Major Differences in Production Estimates As 2019 U.S. Growing Season Draws to a Close
Today, Indigo announced its final U.S. production estimates for 2019: We forecast 12.7B bushels of corn and 3.4B bushels of soybeans, which are 1.1B and 200M bushels below the USDA’s September report for corn and soybeans, respectively. Since our September report, our production estimate increased by 1% for both crops, driven by increases in projected yields. Projected corn yields went from 159.4 bushels per acre (bu/ac) in September to 161.2 bu/ac in October, while projected yields for soybeans went from 45.2 bu/ac to 45.6 bu/ac. Planted acreage estimates of 86.2M for corn and 75.7M for soybeans remain unchanged from Indigo’s report last month.
Significant Variation on State Level
Relative to historic averages, production estimates show considerable variation on a state-by-state basis.

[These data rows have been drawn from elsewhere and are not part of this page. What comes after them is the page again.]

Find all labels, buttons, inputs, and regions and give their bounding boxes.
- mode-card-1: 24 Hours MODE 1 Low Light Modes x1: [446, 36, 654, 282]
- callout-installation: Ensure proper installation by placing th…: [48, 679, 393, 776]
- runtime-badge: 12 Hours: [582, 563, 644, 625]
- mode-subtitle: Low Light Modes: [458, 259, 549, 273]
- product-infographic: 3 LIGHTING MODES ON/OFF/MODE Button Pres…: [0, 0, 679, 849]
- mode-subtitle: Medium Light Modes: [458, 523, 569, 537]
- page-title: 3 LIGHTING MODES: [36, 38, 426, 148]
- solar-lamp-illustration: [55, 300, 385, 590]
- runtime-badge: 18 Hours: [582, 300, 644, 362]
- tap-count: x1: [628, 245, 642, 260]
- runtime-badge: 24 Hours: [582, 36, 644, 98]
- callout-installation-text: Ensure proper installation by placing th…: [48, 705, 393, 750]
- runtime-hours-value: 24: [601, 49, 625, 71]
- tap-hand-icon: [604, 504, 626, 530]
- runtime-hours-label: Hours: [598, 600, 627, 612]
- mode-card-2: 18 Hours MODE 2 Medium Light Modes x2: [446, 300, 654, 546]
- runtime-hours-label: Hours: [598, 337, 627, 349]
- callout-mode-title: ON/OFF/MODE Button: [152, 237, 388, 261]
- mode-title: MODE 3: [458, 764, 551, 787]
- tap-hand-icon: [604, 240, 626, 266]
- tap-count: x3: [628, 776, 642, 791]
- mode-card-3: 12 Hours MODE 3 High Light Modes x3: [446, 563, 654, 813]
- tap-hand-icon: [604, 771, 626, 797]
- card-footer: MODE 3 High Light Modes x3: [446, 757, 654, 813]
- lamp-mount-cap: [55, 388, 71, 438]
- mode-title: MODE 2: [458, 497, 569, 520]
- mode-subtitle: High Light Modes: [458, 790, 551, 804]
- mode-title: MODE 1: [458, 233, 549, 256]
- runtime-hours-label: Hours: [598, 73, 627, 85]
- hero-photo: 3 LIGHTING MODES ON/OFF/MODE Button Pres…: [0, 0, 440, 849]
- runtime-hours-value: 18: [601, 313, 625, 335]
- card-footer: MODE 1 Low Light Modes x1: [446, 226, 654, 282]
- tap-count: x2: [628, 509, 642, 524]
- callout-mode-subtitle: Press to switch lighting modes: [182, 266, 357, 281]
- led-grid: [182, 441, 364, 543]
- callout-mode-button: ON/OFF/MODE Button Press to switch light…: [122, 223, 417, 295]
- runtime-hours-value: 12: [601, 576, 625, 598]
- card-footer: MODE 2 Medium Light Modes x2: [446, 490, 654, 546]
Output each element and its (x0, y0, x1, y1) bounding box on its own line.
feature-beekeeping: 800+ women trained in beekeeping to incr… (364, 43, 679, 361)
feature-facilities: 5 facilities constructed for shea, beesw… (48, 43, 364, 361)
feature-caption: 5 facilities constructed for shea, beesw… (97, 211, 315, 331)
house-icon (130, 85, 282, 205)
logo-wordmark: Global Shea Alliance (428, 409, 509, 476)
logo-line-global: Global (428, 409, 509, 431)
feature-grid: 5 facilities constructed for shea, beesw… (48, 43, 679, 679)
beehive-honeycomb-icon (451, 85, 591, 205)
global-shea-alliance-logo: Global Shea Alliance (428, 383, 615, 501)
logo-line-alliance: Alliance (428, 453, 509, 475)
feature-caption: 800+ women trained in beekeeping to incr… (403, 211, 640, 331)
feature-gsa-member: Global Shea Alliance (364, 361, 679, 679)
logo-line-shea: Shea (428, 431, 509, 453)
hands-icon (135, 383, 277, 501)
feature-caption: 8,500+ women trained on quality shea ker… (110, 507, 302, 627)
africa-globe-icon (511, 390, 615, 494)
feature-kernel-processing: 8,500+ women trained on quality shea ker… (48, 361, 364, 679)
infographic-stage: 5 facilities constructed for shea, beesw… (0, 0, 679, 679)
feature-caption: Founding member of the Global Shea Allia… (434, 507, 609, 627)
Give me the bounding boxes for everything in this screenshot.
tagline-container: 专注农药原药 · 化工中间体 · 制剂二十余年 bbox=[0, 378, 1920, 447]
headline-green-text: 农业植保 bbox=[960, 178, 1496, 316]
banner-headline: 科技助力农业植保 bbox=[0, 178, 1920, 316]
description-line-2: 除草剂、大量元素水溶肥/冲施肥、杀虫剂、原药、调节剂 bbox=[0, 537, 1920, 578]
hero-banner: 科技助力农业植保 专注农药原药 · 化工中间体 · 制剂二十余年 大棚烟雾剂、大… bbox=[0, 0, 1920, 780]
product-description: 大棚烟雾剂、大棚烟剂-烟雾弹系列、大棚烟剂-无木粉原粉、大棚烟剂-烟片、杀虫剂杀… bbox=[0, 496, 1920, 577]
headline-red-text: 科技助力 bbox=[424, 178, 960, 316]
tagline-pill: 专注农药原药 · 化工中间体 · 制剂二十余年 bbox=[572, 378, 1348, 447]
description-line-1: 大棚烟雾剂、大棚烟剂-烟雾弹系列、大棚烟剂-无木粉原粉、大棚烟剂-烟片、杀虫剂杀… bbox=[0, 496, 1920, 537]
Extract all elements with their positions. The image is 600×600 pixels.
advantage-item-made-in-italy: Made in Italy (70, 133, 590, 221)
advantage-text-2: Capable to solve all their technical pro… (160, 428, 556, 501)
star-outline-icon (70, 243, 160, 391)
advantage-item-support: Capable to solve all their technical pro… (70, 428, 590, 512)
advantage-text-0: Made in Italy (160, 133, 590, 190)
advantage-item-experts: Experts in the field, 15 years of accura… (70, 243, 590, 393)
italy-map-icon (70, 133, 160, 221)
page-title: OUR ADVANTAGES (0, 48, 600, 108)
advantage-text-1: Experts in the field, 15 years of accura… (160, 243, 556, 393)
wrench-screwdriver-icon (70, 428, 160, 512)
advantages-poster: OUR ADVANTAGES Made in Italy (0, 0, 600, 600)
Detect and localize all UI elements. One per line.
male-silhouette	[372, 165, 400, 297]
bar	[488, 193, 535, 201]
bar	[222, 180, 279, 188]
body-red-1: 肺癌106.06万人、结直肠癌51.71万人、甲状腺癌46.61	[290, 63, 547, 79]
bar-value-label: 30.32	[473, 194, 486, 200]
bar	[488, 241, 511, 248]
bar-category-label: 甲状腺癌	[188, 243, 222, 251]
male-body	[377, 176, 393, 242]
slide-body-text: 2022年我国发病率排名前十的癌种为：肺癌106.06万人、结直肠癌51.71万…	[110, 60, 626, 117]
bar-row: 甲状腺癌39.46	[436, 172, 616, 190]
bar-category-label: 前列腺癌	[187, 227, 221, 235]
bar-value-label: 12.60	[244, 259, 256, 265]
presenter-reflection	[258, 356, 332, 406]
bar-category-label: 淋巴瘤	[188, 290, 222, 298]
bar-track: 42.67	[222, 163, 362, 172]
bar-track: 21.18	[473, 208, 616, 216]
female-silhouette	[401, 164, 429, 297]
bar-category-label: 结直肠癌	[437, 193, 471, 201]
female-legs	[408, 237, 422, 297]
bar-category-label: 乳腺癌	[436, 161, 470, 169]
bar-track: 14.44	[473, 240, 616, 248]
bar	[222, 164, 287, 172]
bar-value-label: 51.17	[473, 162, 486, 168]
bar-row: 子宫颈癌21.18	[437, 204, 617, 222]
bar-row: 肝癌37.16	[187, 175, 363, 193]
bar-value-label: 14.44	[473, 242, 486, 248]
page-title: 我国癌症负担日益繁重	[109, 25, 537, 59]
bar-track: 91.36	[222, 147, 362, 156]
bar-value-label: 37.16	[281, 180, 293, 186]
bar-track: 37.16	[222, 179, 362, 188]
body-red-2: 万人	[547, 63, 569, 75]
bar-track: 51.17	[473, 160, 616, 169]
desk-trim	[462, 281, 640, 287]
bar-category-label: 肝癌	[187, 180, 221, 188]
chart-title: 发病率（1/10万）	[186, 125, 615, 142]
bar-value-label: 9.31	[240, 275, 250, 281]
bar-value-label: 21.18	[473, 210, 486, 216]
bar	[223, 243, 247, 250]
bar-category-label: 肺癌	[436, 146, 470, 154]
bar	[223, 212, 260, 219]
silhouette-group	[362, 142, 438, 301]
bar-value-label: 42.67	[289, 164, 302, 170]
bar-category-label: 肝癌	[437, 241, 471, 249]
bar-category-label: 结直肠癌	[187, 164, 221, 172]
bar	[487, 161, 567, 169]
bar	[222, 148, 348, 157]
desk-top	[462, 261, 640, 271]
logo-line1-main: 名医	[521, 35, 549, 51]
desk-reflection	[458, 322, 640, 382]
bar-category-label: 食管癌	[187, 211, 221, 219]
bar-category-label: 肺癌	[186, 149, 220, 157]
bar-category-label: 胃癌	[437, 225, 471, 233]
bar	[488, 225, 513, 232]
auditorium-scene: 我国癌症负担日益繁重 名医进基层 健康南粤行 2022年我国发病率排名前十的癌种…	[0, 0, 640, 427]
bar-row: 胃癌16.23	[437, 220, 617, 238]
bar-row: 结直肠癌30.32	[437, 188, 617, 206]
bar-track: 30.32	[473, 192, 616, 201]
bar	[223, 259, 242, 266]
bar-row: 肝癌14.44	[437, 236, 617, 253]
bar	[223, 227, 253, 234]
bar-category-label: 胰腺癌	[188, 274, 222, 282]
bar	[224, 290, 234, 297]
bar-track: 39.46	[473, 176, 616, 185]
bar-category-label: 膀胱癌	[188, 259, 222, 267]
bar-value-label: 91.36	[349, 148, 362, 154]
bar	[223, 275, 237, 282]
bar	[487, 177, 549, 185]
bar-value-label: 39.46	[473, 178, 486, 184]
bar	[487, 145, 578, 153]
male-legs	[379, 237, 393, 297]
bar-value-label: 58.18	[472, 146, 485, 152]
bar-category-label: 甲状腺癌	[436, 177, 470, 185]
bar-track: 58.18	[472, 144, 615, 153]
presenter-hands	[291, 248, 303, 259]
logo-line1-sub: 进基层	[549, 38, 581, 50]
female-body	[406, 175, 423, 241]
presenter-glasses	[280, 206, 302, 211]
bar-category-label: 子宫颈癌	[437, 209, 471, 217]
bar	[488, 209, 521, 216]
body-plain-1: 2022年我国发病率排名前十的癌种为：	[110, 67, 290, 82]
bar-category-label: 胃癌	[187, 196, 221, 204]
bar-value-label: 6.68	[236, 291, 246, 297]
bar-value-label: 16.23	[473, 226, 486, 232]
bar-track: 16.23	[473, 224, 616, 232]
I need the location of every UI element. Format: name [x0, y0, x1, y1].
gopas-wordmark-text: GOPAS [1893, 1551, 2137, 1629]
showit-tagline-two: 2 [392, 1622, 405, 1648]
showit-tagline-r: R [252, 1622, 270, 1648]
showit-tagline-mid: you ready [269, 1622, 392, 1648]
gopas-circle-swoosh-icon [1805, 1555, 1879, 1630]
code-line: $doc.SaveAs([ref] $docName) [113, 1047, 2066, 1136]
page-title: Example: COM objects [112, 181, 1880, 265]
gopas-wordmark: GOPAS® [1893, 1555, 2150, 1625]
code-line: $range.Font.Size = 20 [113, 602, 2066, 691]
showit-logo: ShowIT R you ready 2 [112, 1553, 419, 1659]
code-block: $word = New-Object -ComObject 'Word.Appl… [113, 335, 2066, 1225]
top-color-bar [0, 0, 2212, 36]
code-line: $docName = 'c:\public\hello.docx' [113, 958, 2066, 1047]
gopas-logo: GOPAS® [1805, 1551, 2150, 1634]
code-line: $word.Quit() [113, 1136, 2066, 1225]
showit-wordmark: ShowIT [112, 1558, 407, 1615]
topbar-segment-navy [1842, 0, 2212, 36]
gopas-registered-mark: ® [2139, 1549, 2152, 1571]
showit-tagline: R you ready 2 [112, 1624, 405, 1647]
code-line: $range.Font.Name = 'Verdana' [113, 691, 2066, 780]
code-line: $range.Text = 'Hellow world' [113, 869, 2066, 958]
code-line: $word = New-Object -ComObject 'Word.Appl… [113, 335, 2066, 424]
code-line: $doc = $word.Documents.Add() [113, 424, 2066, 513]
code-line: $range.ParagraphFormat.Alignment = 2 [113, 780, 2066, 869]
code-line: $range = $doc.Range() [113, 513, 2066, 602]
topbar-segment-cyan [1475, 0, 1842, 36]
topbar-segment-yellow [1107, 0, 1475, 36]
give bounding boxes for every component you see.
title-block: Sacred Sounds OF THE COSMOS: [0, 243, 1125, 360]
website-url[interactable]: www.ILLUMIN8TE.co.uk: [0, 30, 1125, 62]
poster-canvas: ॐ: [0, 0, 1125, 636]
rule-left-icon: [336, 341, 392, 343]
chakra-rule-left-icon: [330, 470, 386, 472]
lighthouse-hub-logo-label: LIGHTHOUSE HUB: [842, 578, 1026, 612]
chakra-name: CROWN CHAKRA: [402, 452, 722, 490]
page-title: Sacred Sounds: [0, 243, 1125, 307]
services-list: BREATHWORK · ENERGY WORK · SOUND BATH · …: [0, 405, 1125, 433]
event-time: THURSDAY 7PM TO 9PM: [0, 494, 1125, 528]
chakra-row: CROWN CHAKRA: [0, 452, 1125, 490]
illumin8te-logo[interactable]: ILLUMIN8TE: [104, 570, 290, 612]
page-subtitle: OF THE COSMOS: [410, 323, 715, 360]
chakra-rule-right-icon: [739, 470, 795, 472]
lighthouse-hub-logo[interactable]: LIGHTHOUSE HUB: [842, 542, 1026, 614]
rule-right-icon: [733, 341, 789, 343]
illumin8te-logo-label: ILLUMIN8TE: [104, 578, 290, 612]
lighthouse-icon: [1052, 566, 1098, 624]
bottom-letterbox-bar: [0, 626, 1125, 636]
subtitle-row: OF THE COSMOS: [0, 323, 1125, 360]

For example, Nebraska is projected to generate 1.8B bushels of corn in 2019, which is up 4% from the 3-year average. Nebraskan farmers were able to get their corn crop in the ground on time, and enjoyed relatively favorable subsequent growing conditions. In contrast, Ohio is projected to be 40% below the 3-year average, due to a significant decrease in acres planted and poor projected yields. The table below shows projected production and associated yields for several major corn-producing states.
Production estimates for soybeans show a similar dynamic as illustrated in the table below.
Indigo’s Production Estimates Tend To Be More Accurate than the USDA’s
Indigo analyzed the accuracy of its forecasting techniques against 15 years of U.S. production data. The graph below illustrates an average error (in absolute percent form) of our yield estimates compared to the USDA’s year-end data. In July, Indigo’s average error is approximately 5.5% for both corn and soybeans, which is similar to the USDA’s error rate over the same timeframe. Indigo’s error rate, however, tends to drop significantly by August, especially for corn. By September, Indigo’s forecasts average roughly 2% for corn and a little over 3% for soybeans, which is considerably less when compared to the USDA.
Favorable Weather Mitigates At-Risk Acres
Indigo’s planted acreage estimate has not changed since last month. Within those planted acres, though, Indigo has tracked a change in those severely delayed acres – areas four weeks or more behind in growth, compared to historical trends. The good news is that the changes are, on the whole, positive: 2.1M total acres were able to catch up since last month, given a continued stretch of favorable weather, bringing the total at risk acres down to 6.5M acres across the Corn Belt. North Dakota, South Dakota, and Minnesota saw the biggest reductions in at risk acres; Ohio and Michigan are, however, showing an increase in at-risk acres.
Turning to South America
In January, Indigo will initiate our South America yield model. We also look forward to the announcement of the USDA’s closeout numbers for 2019 U.S. corn and soybean production at that time.